Honey Badger viene descritto quasi sempre con un riferimento a qualcosa pescato nell’immaginario fantastico, ora come un’hydra, ora come uno schizofrenico Dr. Jeckyl/Mr. Hyde, ora come Alice nel Paese delle Meraviglie o come Dorothy a spasso nel fantastico mondo di Oz, e sempre per delle buone ragioni: Honey Badger di fatto suona come un viaggio in un mondo fatato, irreale e bizzarro, e si lega al genere che più di ogni altro ha in passato segnato l’immaginario musicale di mondi fantasy o role-playing, cioè il progressive.  E invero qui c’è molto progressive, sebbene frullato e filtrato, spogliato e rivestito fino a perdere qualunque traccia di anacronismo. La title-track e “Lizard” potrebbero essere pezzi di Selling England by the Pound o di The Lamb Lies Down on Broadway se questi dischi fossero stati pensati, suonati e fatti nel 2020. “Bruiser,” descritta come “disco song dog attack,” miscela insieme archi e basso da disco-music con sprazzi di psichedelia che vorrebbe quasi essere progressive. 

Ma non c’è solo questo. Bastano pochi minuti per capire che la musica dei Dorcha rifiuta facili etichette, mescola stili, generi, approcci differenti, e questo è chiaro fin dal loro primo album su Bandcamp, Black Streams, realizzato come ottetto con tanto di sezione archi (nella formazione attuale ufficiale è rimasta solo la violinista Beth Bellis), è chiaro con i divertissments di The Miniature Project Vol. 1,  e è ancor più chiaro se si sente il progetto parallelo di Anna Palmer e Meesha Fones, Pretty Grim, sorta di supergruppo di Birmingham. I Dorcha, fedeli al significato del loro nome, sono un enigma, qualcosa di indefinibile con precisione, e interessanti proprio per questo. E ecco che a intervallare tracce che hanno una loro direzione ci sono intermezzi quasi di classica contemporanea (“M_eets,” “Me_Ets” e “Mee_ts” e “Meet_S”) che confondono quel tanto che basta per impreziosire quel che resta. 

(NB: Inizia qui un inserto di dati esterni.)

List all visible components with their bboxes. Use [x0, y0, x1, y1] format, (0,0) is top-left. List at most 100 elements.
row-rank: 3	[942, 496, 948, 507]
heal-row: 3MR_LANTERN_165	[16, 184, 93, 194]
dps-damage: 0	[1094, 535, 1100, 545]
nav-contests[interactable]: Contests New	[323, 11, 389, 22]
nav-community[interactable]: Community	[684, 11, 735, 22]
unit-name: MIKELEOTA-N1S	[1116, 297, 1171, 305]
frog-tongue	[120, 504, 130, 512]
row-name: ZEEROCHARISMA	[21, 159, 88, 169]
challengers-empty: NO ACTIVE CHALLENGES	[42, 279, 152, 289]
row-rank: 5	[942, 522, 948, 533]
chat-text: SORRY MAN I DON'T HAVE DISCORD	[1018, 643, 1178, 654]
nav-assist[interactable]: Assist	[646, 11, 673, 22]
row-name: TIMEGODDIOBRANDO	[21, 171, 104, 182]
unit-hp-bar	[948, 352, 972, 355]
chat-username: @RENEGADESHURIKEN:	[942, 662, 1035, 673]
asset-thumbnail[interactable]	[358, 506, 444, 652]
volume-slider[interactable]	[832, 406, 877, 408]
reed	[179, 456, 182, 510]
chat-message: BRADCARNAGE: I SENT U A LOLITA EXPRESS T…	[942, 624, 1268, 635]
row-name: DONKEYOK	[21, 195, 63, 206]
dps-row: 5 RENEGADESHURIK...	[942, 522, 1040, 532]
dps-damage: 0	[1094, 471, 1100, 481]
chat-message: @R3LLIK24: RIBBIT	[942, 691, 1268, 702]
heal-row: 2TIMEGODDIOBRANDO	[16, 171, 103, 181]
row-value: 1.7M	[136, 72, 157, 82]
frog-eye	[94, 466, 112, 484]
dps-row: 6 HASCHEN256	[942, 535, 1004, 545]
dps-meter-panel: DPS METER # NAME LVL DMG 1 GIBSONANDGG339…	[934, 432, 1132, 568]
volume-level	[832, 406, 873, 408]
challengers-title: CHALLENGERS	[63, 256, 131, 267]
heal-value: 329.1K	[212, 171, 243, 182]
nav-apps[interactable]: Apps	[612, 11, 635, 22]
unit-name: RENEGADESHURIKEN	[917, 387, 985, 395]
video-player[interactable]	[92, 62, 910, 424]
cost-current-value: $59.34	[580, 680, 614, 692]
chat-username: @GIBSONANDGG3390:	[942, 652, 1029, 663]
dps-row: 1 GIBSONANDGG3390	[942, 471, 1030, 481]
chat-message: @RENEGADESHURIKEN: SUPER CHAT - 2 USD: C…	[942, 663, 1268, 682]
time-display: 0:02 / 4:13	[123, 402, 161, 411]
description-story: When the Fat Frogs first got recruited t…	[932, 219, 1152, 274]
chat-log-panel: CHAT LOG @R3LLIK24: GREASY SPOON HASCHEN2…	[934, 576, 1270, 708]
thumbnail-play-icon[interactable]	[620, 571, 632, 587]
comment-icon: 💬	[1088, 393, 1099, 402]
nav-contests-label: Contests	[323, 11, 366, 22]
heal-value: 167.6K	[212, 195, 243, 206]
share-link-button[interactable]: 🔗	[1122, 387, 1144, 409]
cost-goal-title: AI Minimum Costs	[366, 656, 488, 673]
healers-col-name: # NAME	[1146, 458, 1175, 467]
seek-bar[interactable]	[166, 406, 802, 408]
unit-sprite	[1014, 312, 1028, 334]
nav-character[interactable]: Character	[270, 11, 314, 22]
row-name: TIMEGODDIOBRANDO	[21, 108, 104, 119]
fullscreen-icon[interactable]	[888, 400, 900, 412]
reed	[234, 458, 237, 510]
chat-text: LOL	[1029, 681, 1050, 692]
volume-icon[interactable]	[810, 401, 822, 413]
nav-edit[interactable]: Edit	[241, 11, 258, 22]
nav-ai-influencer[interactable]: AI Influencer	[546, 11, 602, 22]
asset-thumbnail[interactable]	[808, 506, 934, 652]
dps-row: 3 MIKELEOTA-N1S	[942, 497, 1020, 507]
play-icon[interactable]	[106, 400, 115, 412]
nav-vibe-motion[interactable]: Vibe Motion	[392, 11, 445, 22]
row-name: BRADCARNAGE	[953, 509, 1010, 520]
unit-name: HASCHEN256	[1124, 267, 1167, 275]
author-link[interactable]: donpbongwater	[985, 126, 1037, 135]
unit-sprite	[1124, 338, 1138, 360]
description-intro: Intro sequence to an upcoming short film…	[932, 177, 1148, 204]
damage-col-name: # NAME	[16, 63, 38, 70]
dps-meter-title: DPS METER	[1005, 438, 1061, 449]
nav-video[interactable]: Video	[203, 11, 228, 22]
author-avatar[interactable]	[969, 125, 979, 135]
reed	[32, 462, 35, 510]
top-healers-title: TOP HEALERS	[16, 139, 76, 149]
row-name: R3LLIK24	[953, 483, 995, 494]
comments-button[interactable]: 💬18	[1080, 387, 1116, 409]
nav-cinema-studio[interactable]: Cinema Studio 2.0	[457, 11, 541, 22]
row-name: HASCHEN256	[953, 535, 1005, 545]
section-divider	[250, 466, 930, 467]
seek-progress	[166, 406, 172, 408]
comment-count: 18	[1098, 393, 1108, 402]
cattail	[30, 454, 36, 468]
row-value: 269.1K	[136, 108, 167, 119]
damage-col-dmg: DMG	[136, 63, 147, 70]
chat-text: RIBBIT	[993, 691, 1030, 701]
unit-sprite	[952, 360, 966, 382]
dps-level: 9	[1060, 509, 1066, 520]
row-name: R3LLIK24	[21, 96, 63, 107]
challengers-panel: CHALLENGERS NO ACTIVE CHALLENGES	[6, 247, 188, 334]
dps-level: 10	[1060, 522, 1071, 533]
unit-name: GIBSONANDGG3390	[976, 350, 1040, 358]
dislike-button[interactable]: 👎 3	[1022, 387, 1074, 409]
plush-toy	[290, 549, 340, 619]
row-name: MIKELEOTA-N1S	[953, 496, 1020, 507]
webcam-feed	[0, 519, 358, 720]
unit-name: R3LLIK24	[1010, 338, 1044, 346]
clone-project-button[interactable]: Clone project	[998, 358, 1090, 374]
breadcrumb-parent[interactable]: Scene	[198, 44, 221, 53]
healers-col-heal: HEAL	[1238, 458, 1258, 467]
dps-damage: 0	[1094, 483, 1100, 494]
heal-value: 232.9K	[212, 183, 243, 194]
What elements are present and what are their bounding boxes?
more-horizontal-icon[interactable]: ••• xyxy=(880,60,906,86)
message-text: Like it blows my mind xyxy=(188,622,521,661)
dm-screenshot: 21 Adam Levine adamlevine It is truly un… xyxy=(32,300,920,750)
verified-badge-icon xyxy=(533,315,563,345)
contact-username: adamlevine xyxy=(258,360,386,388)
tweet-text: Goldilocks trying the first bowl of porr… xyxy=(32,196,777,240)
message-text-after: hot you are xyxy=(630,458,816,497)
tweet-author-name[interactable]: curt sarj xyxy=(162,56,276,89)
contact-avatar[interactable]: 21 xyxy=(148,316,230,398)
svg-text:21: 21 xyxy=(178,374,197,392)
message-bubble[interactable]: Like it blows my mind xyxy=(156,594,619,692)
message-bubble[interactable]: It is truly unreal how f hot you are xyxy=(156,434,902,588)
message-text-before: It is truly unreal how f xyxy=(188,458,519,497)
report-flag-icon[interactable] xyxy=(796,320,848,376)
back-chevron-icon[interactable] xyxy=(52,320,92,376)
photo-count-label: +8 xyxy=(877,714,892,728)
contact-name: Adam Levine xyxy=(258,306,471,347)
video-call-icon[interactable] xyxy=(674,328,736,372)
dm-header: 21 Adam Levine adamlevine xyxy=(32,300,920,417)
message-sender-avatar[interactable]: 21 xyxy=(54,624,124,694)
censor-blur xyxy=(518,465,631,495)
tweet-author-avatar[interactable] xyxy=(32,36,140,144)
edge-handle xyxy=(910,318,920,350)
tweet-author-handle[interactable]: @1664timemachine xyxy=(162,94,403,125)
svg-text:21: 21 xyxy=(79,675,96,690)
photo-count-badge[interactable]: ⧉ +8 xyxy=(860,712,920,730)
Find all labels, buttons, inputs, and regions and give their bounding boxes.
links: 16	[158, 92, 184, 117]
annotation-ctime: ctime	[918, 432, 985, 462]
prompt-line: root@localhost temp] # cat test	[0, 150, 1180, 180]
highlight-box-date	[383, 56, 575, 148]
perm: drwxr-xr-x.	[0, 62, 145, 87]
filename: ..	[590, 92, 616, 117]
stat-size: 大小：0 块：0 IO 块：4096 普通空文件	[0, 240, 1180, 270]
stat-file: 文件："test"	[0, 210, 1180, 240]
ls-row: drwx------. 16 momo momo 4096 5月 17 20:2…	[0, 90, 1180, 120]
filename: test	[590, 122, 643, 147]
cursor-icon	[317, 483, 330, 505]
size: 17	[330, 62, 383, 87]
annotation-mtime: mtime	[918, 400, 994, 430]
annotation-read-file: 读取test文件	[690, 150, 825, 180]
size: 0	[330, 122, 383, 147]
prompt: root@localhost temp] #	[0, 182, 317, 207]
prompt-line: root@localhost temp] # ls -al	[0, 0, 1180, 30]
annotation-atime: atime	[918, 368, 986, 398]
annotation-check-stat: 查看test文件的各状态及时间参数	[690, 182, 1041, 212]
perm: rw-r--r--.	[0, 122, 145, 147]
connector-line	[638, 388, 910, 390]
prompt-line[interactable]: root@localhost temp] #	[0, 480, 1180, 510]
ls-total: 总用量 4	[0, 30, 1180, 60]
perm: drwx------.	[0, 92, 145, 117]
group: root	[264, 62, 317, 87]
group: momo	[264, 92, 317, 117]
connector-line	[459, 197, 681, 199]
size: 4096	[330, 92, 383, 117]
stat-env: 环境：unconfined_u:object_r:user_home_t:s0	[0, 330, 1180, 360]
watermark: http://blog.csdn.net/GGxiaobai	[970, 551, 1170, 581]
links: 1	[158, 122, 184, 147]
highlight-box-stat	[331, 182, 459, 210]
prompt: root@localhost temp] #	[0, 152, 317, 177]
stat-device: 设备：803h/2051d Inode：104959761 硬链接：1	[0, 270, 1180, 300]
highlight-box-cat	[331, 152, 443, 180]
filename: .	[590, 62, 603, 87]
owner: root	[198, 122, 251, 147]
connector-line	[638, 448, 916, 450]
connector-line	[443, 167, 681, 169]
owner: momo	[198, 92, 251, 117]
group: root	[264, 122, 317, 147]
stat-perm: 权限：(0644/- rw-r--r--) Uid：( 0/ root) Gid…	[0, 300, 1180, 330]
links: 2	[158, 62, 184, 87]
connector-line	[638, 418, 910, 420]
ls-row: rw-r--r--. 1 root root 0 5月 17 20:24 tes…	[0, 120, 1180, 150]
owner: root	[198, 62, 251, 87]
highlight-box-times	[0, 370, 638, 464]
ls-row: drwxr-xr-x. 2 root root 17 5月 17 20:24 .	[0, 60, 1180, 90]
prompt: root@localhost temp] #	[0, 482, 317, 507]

Registrato negli  Invada studi di Geoff Barrow (di Portishead e BEAK>), Honey Badger è un disco che insieme ti chiede di trovargli una sua collocazione e rifiuta ogni collocazione possibile, se a volte dà l’impressione di sfruttare musica già codificata, più spesso si ritrae nel suo mondo e ti costringe a ripensare quelle categorie, e resta quasi indefinibile come l’animale del titolo, il tasso del miele, che Anna Palmer definisce come “presenza inquietante nelle nostre menti che libera il lato strano e socialmente inaccettabile”: il singolo “Monkey Dust” ha qualcosa di grunge, qualcosa di funky e qualcosa di nuovo, la lunga “China Flora” richiama ancora volta alcune filigrane progressive, ma ripulito da ogni anacronismo e da suoni irrimediabilmente invecchiati, fino alla bonus-track “Le Lyon,” forse il pezzo più interessante del disco, in sospensione tra dub, techno e follia. A accompagnare il disco era stata pensata sorta di installazione video, realizzata insieme a diversi artisti visuali (Lone Taxidermist, Eric Tobua e Shiyi Ly), ma per ora dobbiamo accontentarci del videogioco che hanno lanciato sul loro sito web, e se non sei abbastanza abile una mellivora è pronta a invitati a tornare con un po’ di palle in più.